The damper solenoid has an “O” ring on its shaft. It acts as a bumper to keep the shaft from hammering when it pulls in. Yes you should put it back in. No, it has no part number and is not listed in the manual. So much for the Monitor manual! Take the pieces and get a rough measurement. Any hardware or auto parts store will have something that’s fits.
The combustion blower supplies outside air to the center of the combustion chamber. It is a two-stage centrifugal blower powered by a 120VAC permanent-split capacitor squirrel-cage induction motor. The motor has a second-phase winding connected to common by a 2.5µF motor-run capacitor. The motor has two supply voltages 110VAC and 88VAC and operates at two speeds. The 88VAC is supplied through a 91 Ohm 20 Watt resistor.
There is a damper in the output duct of the blower housing that is operated by a 105VDC solenoid enclosed in a compartment in the housing. The damper is closed (solenoid power off) in the LOW and MED-LOW heat settings and open (solenoid activated) in the MED-HIGH and HIGH heat settings. In its closed state, the damper does not entirely shut off air flow, but restricts it considerably. The closed damper position can be adjusted slightly by loosening the two screws that secure the solenoid and sliding it up or down. These two screws are accessable through a small cover under the blower housing on the rear of the Monitor.
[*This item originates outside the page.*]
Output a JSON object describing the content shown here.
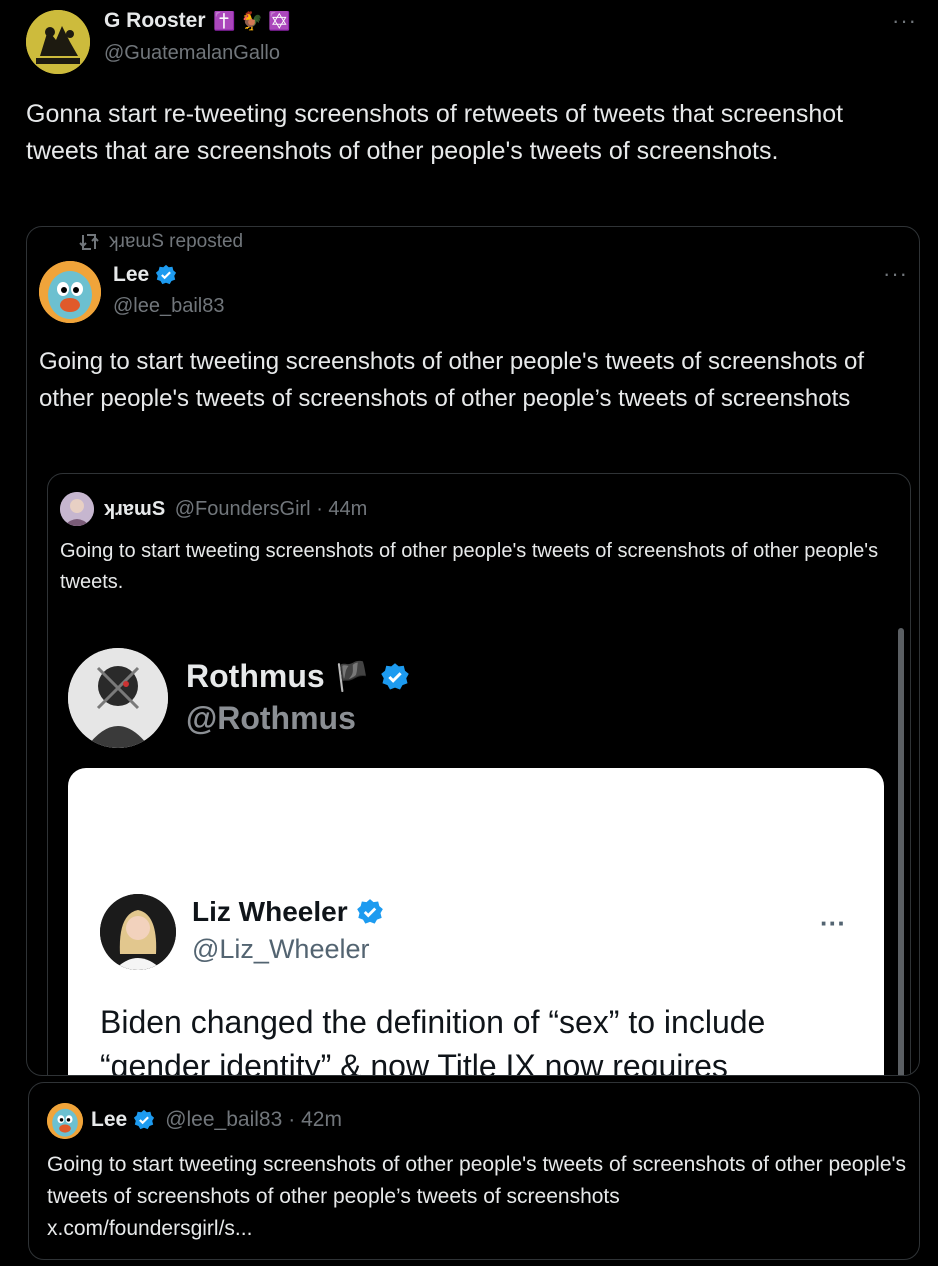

The blower housing assembly can be removed by removing the front grille, control panel, top panel, inner heat shield, and printed wiring board (PWB) mounting panel. Tools required are a Philips screwdriver and a stubby Philips screwdriver for the screws on the rear of the Monitor heater near the wall. The heater doesn't need to be removed from its normal position.
The housing assembly can be disassembled with a Philips screwdriver, a 13mm socket for the left-hand nut securing the first-stage rotor, and a 2.5mm Allen wrench for the set-screw securing the second-stage rotor.
The motor bearings are type 608 and should be shielded or sealed. Use at least ABEC Class 3 quality. McMaster-Carr 6661K82 are ABEC-1, but McM-C claims they are made to class 3 tolerances.
There is an O-ring on the solenoid piston that acts as a bumper when the piston is retracted. It is 7mm ID, 11mm OD, 2mm thick, black rubber. McM-C 9262K167 works fine.